PS Kimtai defended the use of direct procurement, citing legal allowances, but this has not quelled public unease.

Kenya’s Public Procurement and Disposal Act emphasizes the need for competitive bidding, allowing direct procurement only in rare situations, such as when only one provider can meet specific needs.

In addition to the procurement concerns, the SHA’s technical rollout has been plagued by issues.

Several healthcare facilities across the country have struggled with the system, forcing patients to pay out of pocket as the system failed to process claims.

While PS Kimtai acknowledged these problems, he assured the public that the system is now fully operational and promised ongoing training for healthcare providers.

Still, these glitches have exacerbated frustrations, especially considering the massive financial investment.

What adds more controversy to the situation is the consortium’s failure to fully disclose details to the National Assembly’s Health Committee.

This lack of transparency has led to heightened scrutiny from both lawmakers and the public, who feel that the procurement process lacked accountability.

There is growing concern that the true beneficiaries of this project are the companies and individuals behind the scenes, rather than the Kenyans, whom the SHA was meant to serve.

The financial strain on the project is worsened by the Treasury’s reluctance to allocate more funds to health initiatives.

For instance, a request for Ksh. 8.2 billion to fund health projects, including upgrading key health facilities, was ignored.

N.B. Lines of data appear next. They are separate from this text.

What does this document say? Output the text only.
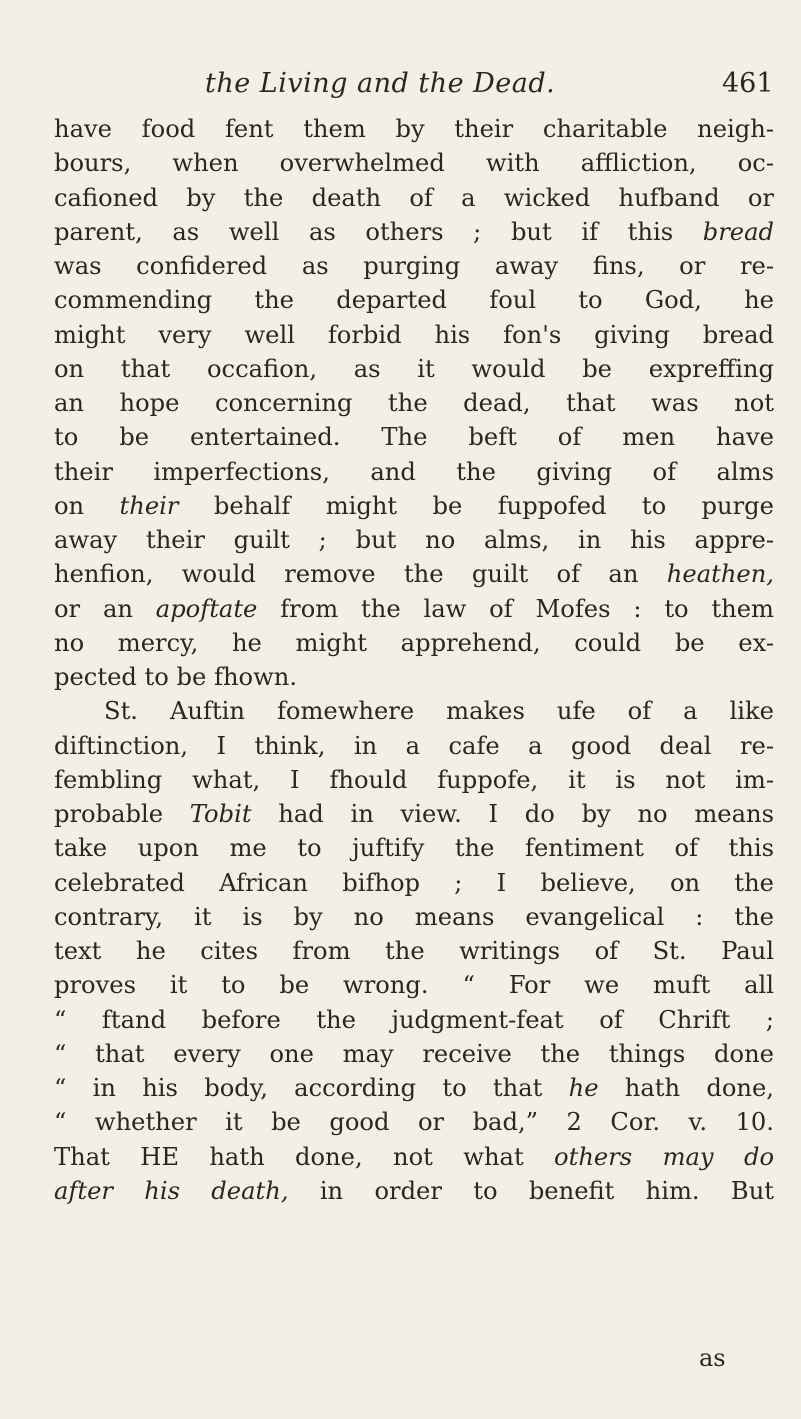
the Living and the Dead.	461
have food fent them by their charitable neigh-
bours, when overwhelmed with affliction, oc-
cafioned by the death of a wicked hufband or
parent, as well as others ; but if this bread
was confidered as purging away fins, or re-
commending the departed foul to God, he
might very well forbid his fon's giving bread
on that occafion, as it would be expreffing
an hope concerning the dead, that was not
to be entertained. The beft of men have
their imperfections, and the giving of alms
on their behalf might be fuppofed to purge
away their guilt ; but no alms, in his appre-
henfion, would remove the guilt of an heathen,
or an apoftate from the law of Mofes : to them
no mercy, he might apprehend, could be ex-
pected to be fhown.
St. Auftin fomewhere makes ufe of a like
diftinction, I think, in a cafe a good deal re-
fembling what, I fhould fuppofe, it is not im-
probable Tobit had in view. I do by no means
take upon me to juftify the fentiment of this
celebrated African bifhop ; I believe, on the
contrary, it is by no means evangelical : the
text he cites from the writings of St. Paul
proves it to be wrong. “ For we muft all
“ ftand before the judgment-feat of Chrift ;
“ that every one may receive the things done
“ in his body, according to that he hath done,
“ whether it be good or bad,” 2 Cor. v. 10.
That HE hath done, not what others may do
after his death, in order to benefit him. But
as
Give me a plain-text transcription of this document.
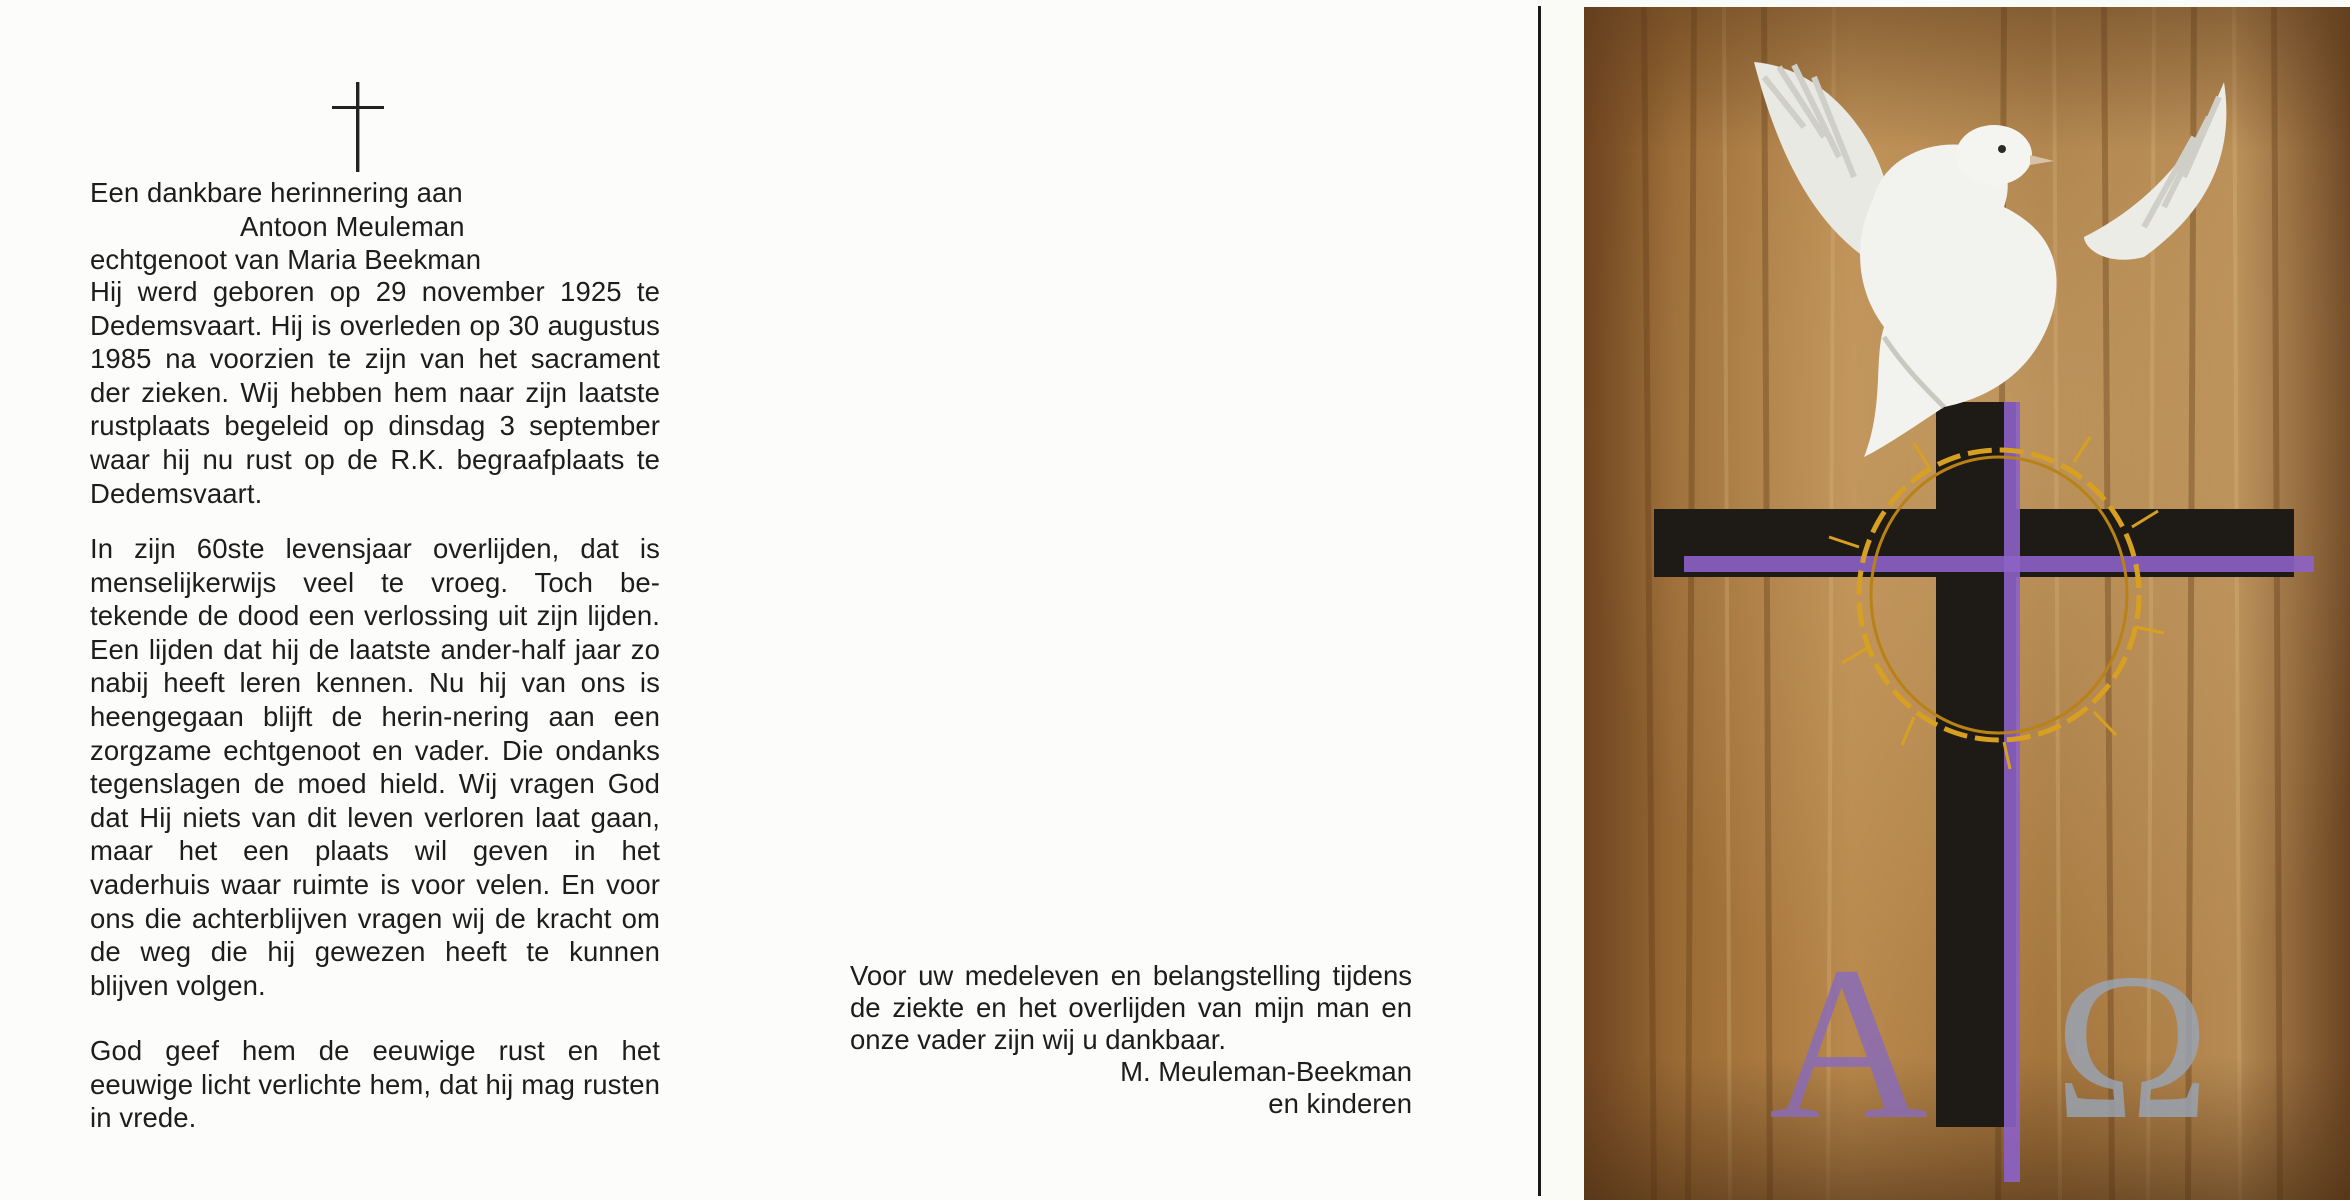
Een dankbare herinnering aan
Antoon Meuleman
echtgenoot van Maria Beekman

Hij werd geboren op 29 november 1925 te Dedemsvaart. Hij is overleden op 30 augustus 1985 na voorzien te zijn van het sacrament der zieken. Wij hebben hem naar zijn laatste rustplaats begeleid op dinsdag 3 september waar hij nu rust op de R.K. begraafplaats te Dedemsvaart.

In zijn 60ste levensjaar overlijden, dat is menselijkerwijs veel te vroeg. Toch be-tekende de dood een verlossing uit zijn lijden. Een lijden dat hij de laatste ander-half jaar zo nabij heeft leren kennen. Nu hij van ons is heengegaan blijft de herin-nering aan een zorgzame echtgenoot en vader. Die ondanks tegenslagen de moed hield. Wij vragen God dat Hij niets van dit leven verloren laat gaan, maar het een plaats wil geven in het vaderhuis waar ruimte is voor velen. En voor ons die achterblijven vragen wij de kracht om de weg die hij gewezen heeft te kunnen blijven volgen.

God geef hem de eeuwige rust en het eeuwige licht verlichte hem, dat hij mag rusten in vrede.

Voor uw medeleven en belangstelling tijdens de ziekte en het overlijden van mijn man en onze vader zijn wij u dankbaar.

M. Meuleman-Beekman

en kinderen A Ω
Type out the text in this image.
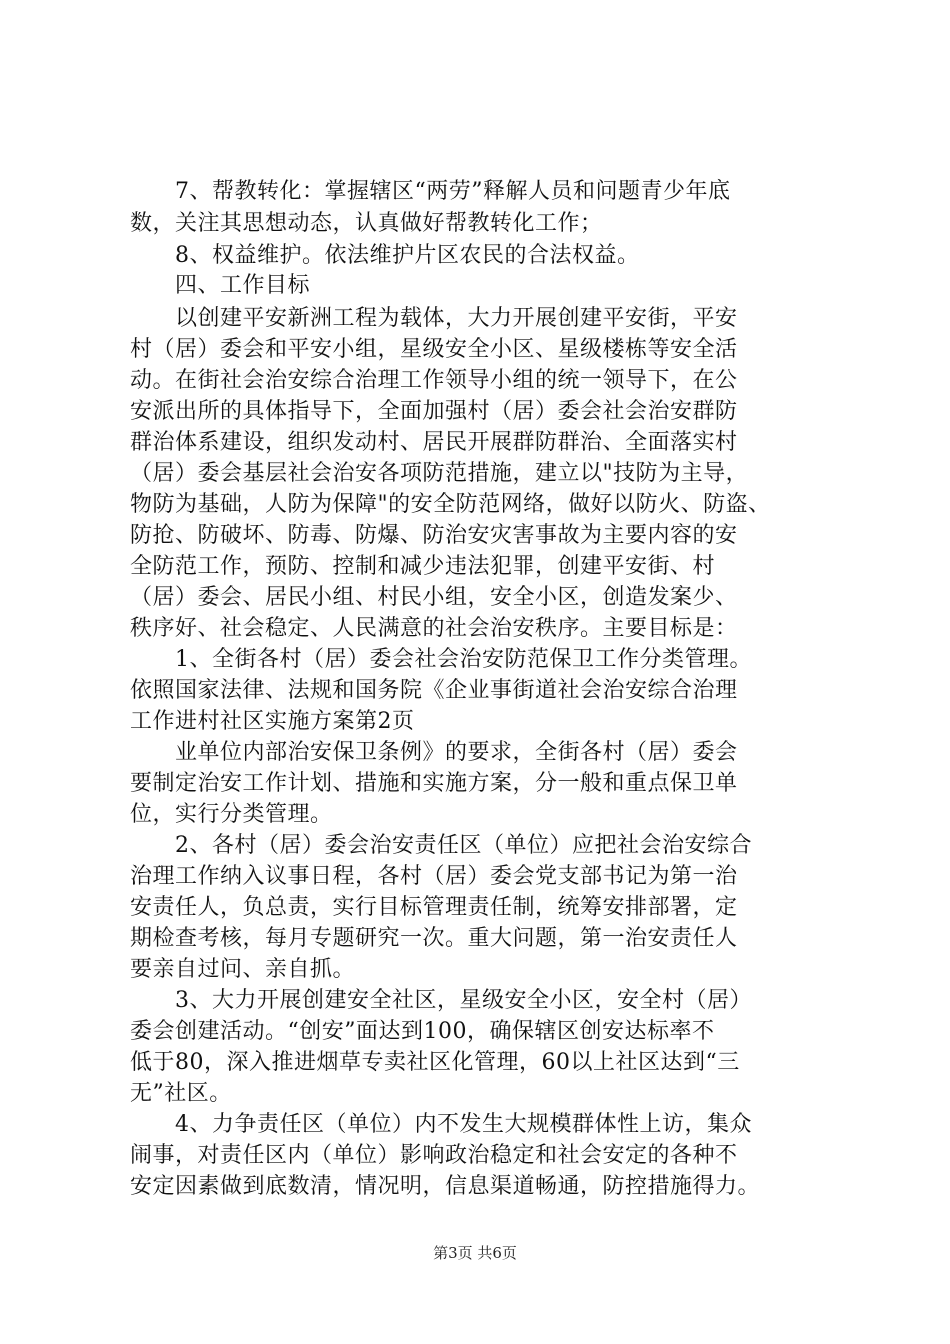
　　7、帮教转化：掌握辖区“两劳”释解人员和问题青少年底
数，关注其思想动态，认真做好帮教转化工作；
　　8、权益维护。依法维护片区农民的合法权益。
　　四、工作目标
　　以创建平安新洲工程为载体，大力开展创建平安街，平安
村（居）委会和平安小组，星级安全小区、星级楼栋等安全活
动。在街社会治安综合治理工作领导小组的统一领导下，在公
安派出所的具体指导下，全面加强村（居）委会社会治安群防
群治体系建设，组织发动村、居民开展群防群治、全面落实村
（居）委会基层社会治安各项防范措施，建立以"技防为主导，
物防为基础，人防为保障"的安全防范网络，做好以防火、防盗、
防抢、防破坏、防毒、防爆、防治安灾害事故为主要内容的安
全防范工作，预防、控制和减少违法犯罪，创建平安街、村
（居）委会、居民小组、村民小组，安全小区，创造发案少、
秩序好、社会稳定、人民满意的社会治安秩序。主要目标是：
　　1、全街各村（居）委会社会治安防范保卫工作分类管理。
依照国家法律、法规和国务院《企业事街道社会治安综合治理
工作进村社区实施方案第2页
　　业单位内部治安保卫条例》的要求，全街各村（居）委会
要制定治安工作计划、措施和实施方案，分一般和重点保卫单
位，实行分类管理。
　　2、各村（居）委会治安责任区（单位）应把社会治安综合
治理工作纳入议事日程，各村（居）委会党支部书记为第一治
安责任人，负总责，实行目标管理责任制，统筹安排部署，定
期检查考核，每月专题研究一次。重大问题，第一治安责任人
要亲自过问、亲自抓。
　　3、大力开展创建安全社区，星级安全小区，安全村（居）
委会创建活动。“创安”面达到100，确保辖区创安达标率不
低于80，深入推进烟草专卖社区化管理，60以上社区达到“三
无”社区。
　　4、力争责任区（单位）内不发生大规模群体性上访，集众
闹事，对责任区内（单位）影响政治稳定和社会安定的各种不
安定因素做到底数清，情况明，信息渠道畅通，防控措施得力。
第3页 共6页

This has placed additional pressure on the Ministry of Health to ensure that existing projects like the SHA are financially sustainable without relying on future budget increases.

According to Kimtai, over 12 million Kenyans have registered for the system, and hospitals nationwide are now required to ensure that patients are not denied service due to the transition from the previous National Hospital Insurance Fund (NHIF).

The SHA’s long-term goal is to digitize patient records, improve service delivery, and ensure universal healthcare access, but the controversies over rising costs and questionable transparency remain big obstacles.

While the SHA promises a more integrated and efficient healthcare system, the project’s steep costs, technical failures, and opaque procurement process have cast doubt over whether it will achieve its intended goals or simply serve as another example of mismanaged public funds.

Kenyans are left with more questions than answers about who truly benefits from this monumental investment in the country’s health sector.